Broken Brakes

Last month at the IPD Garage Sale I bought a complete set of vented rotors, calipers, and pads for the front brakes on my 1978 242. After swapping this new equipment onto the car, which badly needed it, I noticed that the brake failure light was coming on. After several bleeding sequences using the Motive Power Bleeder there was no change.  The car was driven for quite a while with a spongy, yet functional brake pedal.  Since the brakes were still working fine, I was convinced that their was still air in the system, and that it would work itself out over time through successive brake bleedings.  Despite several further bleedings, the problem remained.

Two days ago, when I went to bleed the brakes on more time, I noticed that the rear passenger’s caliper had started to leak out of one of the piston seals.  “Ah ha,” I thought, “this must have been the cause all along.”  I ordered a new caliper from a local CarQuest ($44), installed it, and… still got the same spongy brake pedal and brake failure light.  IPD sells their rebuilt calipers – same Ate brand – for $105.50 (less $27.50 core) = $78.00 and YOU have to pay shipping to return the core.

After consultation with some of the gurus on turbobricks, it seemed likely that the brake master cylinder had failed.  I ordered a remanufactured one from local parts supplier Baxter Auto Parts for $45, including core charge.  IPD sells this part for $132.92 (no core charge).  Well, the master cylinder fixed the problem, and I now have a nice firm brake pedal and no brake failure warning light randomly turning on and off.  Hooray!

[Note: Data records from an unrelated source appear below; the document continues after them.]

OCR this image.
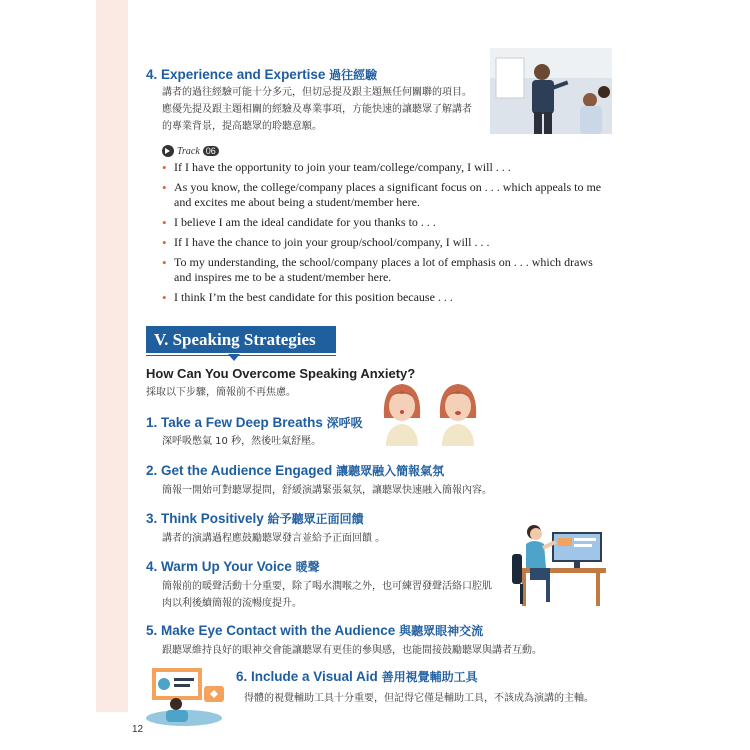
4. Experience and Expertise 過往經驗
講者的過往經驗可能十分多元，但切忌提及跟主題無任何關聯的項目。
應優先提及跟主題相關的經驗及專業事項，方能快速的讓聽眾了解講者
的專業背景，提高聽眾的聆聽意願。
Track 06
• If I have the opportunity to join your team/college/company, I will . . .
• As you know, the college/company places a significant focus on . . . which appeals to me and excites me about being a student/member here.
• I believe I am the ideal candidate for you thanks to . . .
• If I have the chance to join your group/school/company, I will . . .
• To my understanding, the school/company places a lot of emphasis on . . . which draws and inspires me to be a student/member here.
• I think I’m the best candidate for this position because . . .
V. Speaking Strategies
How Can You Overcome Speaking Anxiety?
採取以下步驟，簡報前不再焦慮。
1. Take a Few Deep Breaths 深呼吸
深呼吸憋氣 10 秒，然後吐氣舒壓。
2. Get the Audience Engaged 讓聽眾融入簡報氣氛
簡報一開始可對聽眾提問，舒緩演講緊張氣氛，讓聽眾快速融入簡報內容。
3. Think Positively 給予聽眾正面回饋
講者的演講過程應鼓勵聽眾發言並給予正面回饋 。
4. Warm Up Your Voice 暖聲
簡報前的暖聲活動十分重要，除了喝水潤喉之外，也可練習發聲活絡口腔肌
肉以利後續簡報的流暢度提升。
5. Make Eye Contact with the Audience 與聽眾眼神交流
跟聽眾維持良好的眼神交會能讓聽眾有更佳的參與感，也能間接鼓勵聽眾與講者互動。
6. Include a Visual Aid 善用視覺輔助工具
得體的視覺輔助工具十分重要，但記得它僅是輔助工具，不該成為演講的主軸。
12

One thought on “Broken Brakes”

  1. Helpful information:
    I had a pretty bad problem with my 1984 244 DL (B23F). Had the front brakes fixed (Meineke), needed calipers, pads and rotor resurfacing. 2 days later the brakes failed completely, pedal just got soft real fast and then just went right to the floor. Limped home in 1st/2nd gears w/parking brake.
    Brought it back, they claimed that there was air in the brake lines and that the lines needed to be re-bled. Fine.
    I didn’t have any tools at the time, so had to let them do it.
    Later that day the brakes failed again.
    Brought it to another repair shop (closest one to me was a Mavis unfortunately), they re-bled the brakes and put in a new master brake cylinder.
    2 days later, same problem. Brake fluid was boiling in the lines. Had Mavis re-bleed brake lines. Later that day – same problem yet again!
    Decided I wasn’t going back to Mavis again.
    Brought it to a small garage where the car has been before and I trust these guys (they were extremely busy for the past week and didn’t have time to work on the car, which is why I went elsewhere in the first place.
    They discovered that the new parts actually had THREE bleed valves per side, the old ones (and the only make they were familiar with at the Meineke and the Mavis) – and no, unfortunately I do not recall the parts manufacturers right now – ONLY HAD 2 bleed valves. They hadn’t been bleeding the system properly from the get go! Two different shops!
    My mechanic bled all three valves on each side, and I’ve never had the same problem since (going on 2 years now). Hope this is helpful to others out there!!!
    After what my mechanic told me, there’s a good chance that I didn’t actually need the master brake cylinder at all – just a PROPER bleed job!!! So this may same some other owners out there some money at least.